Das negative Wachstum vom letzten Monat kombiniert mit den jüngsten Schwankungen bei den Erstanträgen auf Arbeitslosenhilfe verstärkt die Sensibilität des Marktes für die aktuellen Daten; in dem Moment der Veröffentlichung steigt die Volatilität nahezu zwangsläufig stark an. Merke dir ein Mechanismus-Rahmenwerk: Non-Farm → Erwartungen für Zinssenkungen → Dollar-Liquidität → Krypto-Risikopräferenz. In jeder Stufe zählt die „Abweichung des Ist-Werts von der Erwartung“, nicht ob die absoluten Zahlen gut oder schlecht sind.

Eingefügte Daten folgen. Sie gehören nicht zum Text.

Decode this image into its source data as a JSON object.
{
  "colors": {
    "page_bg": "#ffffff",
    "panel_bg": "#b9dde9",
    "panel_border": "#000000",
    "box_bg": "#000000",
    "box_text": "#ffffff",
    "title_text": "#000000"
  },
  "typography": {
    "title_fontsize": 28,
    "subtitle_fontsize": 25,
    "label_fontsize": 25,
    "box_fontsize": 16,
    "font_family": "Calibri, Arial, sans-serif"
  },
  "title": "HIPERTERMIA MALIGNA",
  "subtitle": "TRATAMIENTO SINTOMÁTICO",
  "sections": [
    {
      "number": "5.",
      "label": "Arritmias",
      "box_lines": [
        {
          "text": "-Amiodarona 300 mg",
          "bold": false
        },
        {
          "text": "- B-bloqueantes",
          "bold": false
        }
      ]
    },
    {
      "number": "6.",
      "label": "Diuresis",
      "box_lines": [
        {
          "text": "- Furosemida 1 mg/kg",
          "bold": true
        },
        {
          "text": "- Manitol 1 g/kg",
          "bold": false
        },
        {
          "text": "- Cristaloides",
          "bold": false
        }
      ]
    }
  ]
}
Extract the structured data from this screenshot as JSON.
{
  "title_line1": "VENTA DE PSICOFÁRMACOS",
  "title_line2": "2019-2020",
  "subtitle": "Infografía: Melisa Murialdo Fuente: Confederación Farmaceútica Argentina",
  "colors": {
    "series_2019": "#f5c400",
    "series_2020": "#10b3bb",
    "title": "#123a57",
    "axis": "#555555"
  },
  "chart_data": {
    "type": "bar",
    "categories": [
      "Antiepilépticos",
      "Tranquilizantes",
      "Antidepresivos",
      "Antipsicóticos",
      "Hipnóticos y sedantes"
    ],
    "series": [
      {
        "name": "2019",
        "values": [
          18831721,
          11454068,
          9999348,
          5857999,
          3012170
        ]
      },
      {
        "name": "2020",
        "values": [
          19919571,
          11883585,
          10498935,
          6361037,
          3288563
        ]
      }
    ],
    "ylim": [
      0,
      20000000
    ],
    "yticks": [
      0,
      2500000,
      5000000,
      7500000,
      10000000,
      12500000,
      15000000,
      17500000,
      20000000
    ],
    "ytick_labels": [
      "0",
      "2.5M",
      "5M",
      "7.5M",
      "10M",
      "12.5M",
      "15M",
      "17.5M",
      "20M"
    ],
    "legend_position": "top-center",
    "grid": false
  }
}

Kontrolliere den Hebel vor und nach der Veröffentlichung – in Phasen, in denen die Volatilität verstärkt ist, gilt: Länger durchhalten ist oft wichtiger als nur richtig hinsehen. #Krypto
Zuerst zu den Daten selbst: Der Markterwartung nach sollen 55.000 neue Arbeitsplätze entstehen, der vorherige Wert lag bei -23.000 (im letzten Monat gab es ausnahmsweise negatives Wachstum). Die Arbeitslosenquote soll bei 4,1% unverändert bleiben; die Erwartung für das Gehaltswachstum im Monatsvergleich (Stundenlöhne) liegt bei 0,3%, zuvor nur bei 0,1%. Von den drei Kennzahlen ist die Beschäftigtenzahl die einzige Position mit möglicher „Erwartungsumkehr“ – der Markt setzt darauf, dass die Beschäftigung von einer Schrumpfung wieder zu einer moderaten Expansion zurückkehrt.
Wie läuft die Übertragung? Die Non-Farm-Daten beeinflussen die Marktpreisbildung für das Senkungstempo der US-Notenbank (Fed). Wenn die Beschäftigung weiter schwach bleibt und deutlich unter den Erwartungen ausfällt, gewinnt die Rezessions-Erzählung an Fahrt, die Erwartungen für Zinssenkungen steigen, der US-Dollar sowie die realen Renditen bei US-Staatsanleihen geraten unter Druck – historisch betrachtet sind Erwartungen auf lockere Liquiditätsbedingungen Rückenwind für Krypto und andere langfristige Risikoassets. Aber Achtung auf die Kehrseite: Sind die Daten zu schlecht, wird zuerst „Rezessionsangst“ ausgelöst; Risikoassets fallen dann kurzfristig gemeinsam. Der Vorteil lockerer Geldpolitik wird erst dann eingepreist, wenn die Panik verdaut ist.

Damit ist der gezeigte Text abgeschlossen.